Friday, August 4, 2017

Trading 101 - Refresher

I posted this awhile back...I think I might just repost it every 5 seasons or so.

I know people are often scared to trade with me because they believe I always come out ahead.  I like to think that isn't true, I always try to give back real value when I deal.  But even if I do come out ahead I try to take a process that people can at least trust.  So here's a few pointers that might help some of you:

1) If I'm asking for a specific player, I make it known right away that I want that player.  If they can be had, the next thing I ask is for my trade partner to tell me what THEY like.  I don't tell them who I'd trade.  I don't tell them who I'm offering.  I tell them who is not available and have them give me a list of what they want.  From there, we can hammer out a deal or not, but at least we both have buy-in for what is being exchanged.

2) If someone else refuses to tell you who they won't trade and keeps offering who they want to offer - consider that a huge red flag.  They're trying to sell you on something they don't want for something they want from you.  Walk away from it.

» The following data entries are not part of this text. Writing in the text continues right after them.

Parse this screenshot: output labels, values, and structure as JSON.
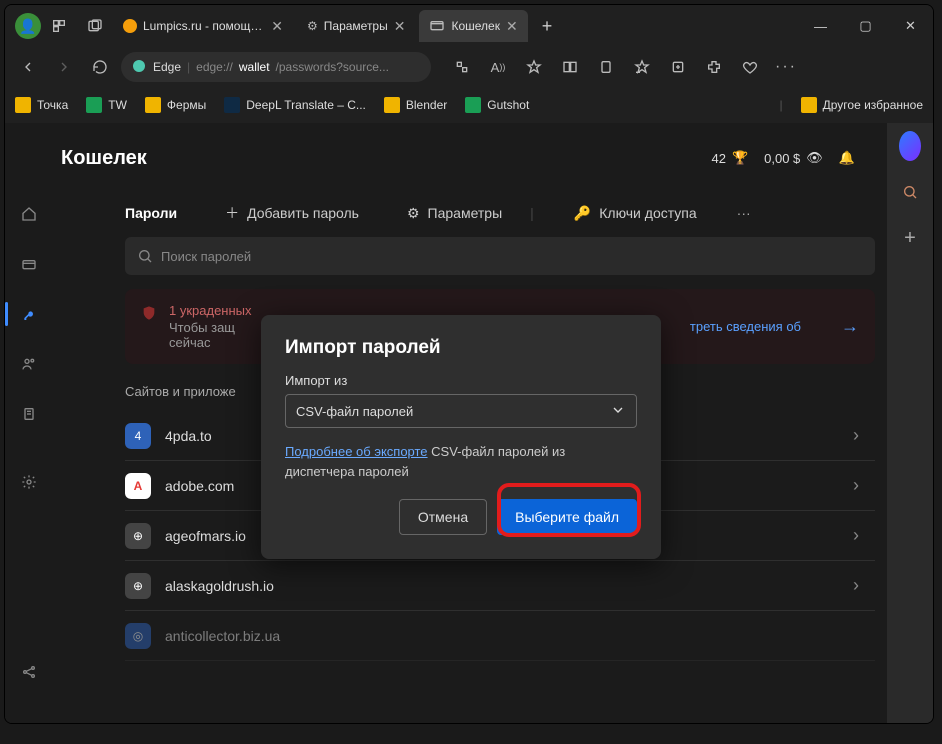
{
  "tabs": [
    {
      "label": "Lumpics.ru - помощь с...",
      "favicon": "#f59e0b",
      "active": false
    },
    {
      "label": "Параметры",
      "favicon": "#555",
      "active": false
    },
    {
      "label": "Кошелек",
      "favicon": "#555",
      "active": true
    }
  ],
  "url": {
    "prefix": "Edge",
    "grey1": "edge://",
    "white": "wallet",
    "grey2": "/passwords?source..."
  },
  "bookmarks": [
    {
      "label": "Точка",
      "color": "#f0b400"
    },
    {
      "label": "TW",
      "color": "#1a9e55"
    },
    {
      "label": "Фермы",
      "color": "#f0b400"
    },
    {
      "label": "DeepL Translate – C...",
      "color": "#0f2a44"
    },
    {
      "label": "Blender",
      "color": "#f0b400"
    },
    {
      "label": "Gutshot",
      "color": "#1a9e55"
    }
  ],
  "bookmarks_other": "Другое избранное",
  "page": {
    "title": "Кошелек",
    "reward_count": "42",
    "balance": "0,00 $",
    "subhead_title": "Пароли",
    "add_password": "Добавить пароль",
    "params": "Параметры",
    "access_keys": "Ключи доступа",
    "search_placeholder": "Поиск паролей",
    "alert_title": "1 украденных",
    "alert_text1": "Чтобы защ",
    "alert_text2": "сейчас",
    "alert_link": "треть сведения об",
    "section_label": "Сайтов и приложе"
  },
  "sites": [
    {
      "name": "4pda.to",
      "bg": "#2e62b8",
      "txt": "4"
    },
    {
      "name": "adobe.com",
      "bg": "#fff",
      "txt": "A",
      "txtcolor": "#e53935"
    },
    {
      "name": "ageofmars.io",
      "bg": "#444",
      "txt": "⊕"
    },
    {
      "name": "alaskagoldrush.io",
      "bg": "#444",
      "txt": "⊕"
    },
    {
      "name": "anticollector.biz.ua",
      "bg": "#2e62b8",
      "txt": "○"
    }
  ],
  "dialog": {
    "title": "Импорт паролей",
    "import_from": "Импорт из",
    "select_value": "CSV-файл паролей",
    "help_link": "Подробнее об экспорте",
    "help_text": " CSV-файл паролей из диспетчера паролей",
    "cancel": "Отмена",
    "choose": "Выберите файл"
  }
}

3)  If someone asks me about a player, I give them a list of players I want from them.  Sometimes I say things like "I'd have to get X player in this deal".  Sometimes I just pick and choose a few guys.  But again I give that list of players so that my trade partner again feels like they have buy-in on the deal.  If I'm constantly leading you on to what I want and there isn't real give and take....you're probably talking about a bad deal waiting to happen.  If the guys you want aren't available, walk away.

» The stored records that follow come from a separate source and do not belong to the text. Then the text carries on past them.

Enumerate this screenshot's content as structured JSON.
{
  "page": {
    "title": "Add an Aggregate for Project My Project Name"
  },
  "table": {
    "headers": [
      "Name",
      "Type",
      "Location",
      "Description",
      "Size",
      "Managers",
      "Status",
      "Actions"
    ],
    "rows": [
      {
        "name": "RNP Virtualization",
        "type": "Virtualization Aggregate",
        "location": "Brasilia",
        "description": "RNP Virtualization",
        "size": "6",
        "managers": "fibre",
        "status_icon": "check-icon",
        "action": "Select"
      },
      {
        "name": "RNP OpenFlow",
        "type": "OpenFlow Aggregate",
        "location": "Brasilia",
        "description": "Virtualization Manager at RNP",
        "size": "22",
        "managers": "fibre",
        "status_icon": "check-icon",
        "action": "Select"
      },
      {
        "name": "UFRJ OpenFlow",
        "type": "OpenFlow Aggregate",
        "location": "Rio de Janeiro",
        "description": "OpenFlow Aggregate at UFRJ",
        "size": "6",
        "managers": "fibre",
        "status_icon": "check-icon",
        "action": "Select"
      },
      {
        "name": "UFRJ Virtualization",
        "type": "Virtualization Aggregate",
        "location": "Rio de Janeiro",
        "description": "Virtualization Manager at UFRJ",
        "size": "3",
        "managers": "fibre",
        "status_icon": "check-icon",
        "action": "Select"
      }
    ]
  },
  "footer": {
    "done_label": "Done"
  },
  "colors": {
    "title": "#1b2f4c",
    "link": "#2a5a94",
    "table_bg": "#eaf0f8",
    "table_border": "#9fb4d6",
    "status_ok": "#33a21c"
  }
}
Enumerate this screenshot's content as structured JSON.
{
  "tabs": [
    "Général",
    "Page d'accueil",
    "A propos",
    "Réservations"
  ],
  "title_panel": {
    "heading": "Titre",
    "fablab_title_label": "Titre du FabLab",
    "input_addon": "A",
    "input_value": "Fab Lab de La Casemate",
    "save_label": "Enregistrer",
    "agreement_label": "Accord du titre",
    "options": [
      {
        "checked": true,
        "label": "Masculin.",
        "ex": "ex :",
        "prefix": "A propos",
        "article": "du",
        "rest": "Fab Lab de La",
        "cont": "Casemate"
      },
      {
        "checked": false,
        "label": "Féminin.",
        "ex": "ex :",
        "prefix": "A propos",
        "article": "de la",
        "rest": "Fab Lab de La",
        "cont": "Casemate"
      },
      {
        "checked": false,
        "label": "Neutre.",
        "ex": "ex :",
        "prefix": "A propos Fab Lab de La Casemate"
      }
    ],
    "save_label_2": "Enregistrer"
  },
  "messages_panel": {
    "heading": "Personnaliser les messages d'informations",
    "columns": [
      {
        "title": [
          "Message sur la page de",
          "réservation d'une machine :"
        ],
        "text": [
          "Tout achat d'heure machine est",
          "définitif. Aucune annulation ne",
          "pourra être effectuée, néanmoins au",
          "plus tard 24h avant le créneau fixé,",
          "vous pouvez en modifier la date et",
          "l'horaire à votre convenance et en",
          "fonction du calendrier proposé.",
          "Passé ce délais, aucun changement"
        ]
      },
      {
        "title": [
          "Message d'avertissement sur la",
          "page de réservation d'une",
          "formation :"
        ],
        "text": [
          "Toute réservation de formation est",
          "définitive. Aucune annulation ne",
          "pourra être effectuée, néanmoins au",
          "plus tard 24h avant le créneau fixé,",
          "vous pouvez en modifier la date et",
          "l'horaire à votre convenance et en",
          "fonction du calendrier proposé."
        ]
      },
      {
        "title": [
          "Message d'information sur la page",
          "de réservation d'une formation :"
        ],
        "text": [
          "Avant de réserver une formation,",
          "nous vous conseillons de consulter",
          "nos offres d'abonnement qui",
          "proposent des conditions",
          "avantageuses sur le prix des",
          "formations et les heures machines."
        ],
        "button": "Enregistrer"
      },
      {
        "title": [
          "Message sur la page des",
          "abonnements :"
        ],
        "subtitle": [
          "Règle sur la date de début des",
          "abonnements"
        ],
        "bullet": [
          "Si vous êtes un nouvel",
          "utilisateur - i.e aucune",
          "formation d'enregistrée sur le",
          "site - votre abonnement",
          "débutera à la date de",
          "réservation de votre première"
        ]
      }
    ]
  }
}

4) Make a real effort to give value if you're going to get value.  Yeah, we can all say "this guy has been here long enough for us to stop protecting him", I'd flip that:"You've been here long enough to know that if you're ripping a guy bad enough to think that, the deal is in bad form"  Knock it off.  Offer value.

Vetos suck for everyone.  They create unneeded BS in the league.  Avoid it.  Please.

5) Understand the context of trades, so that you understand leverage, draft pick value, player age, finances, prospect value, the market itself, etc.  Sometimes you walk away from a deal early because you know the offers are all coming in low.  Find value later.  Rushing things is always a bad idea.

6) Ask someone whose knowledge you trust.  I never shy from giving my honest, un-filtered opinion.  Even about my own players, good or bad.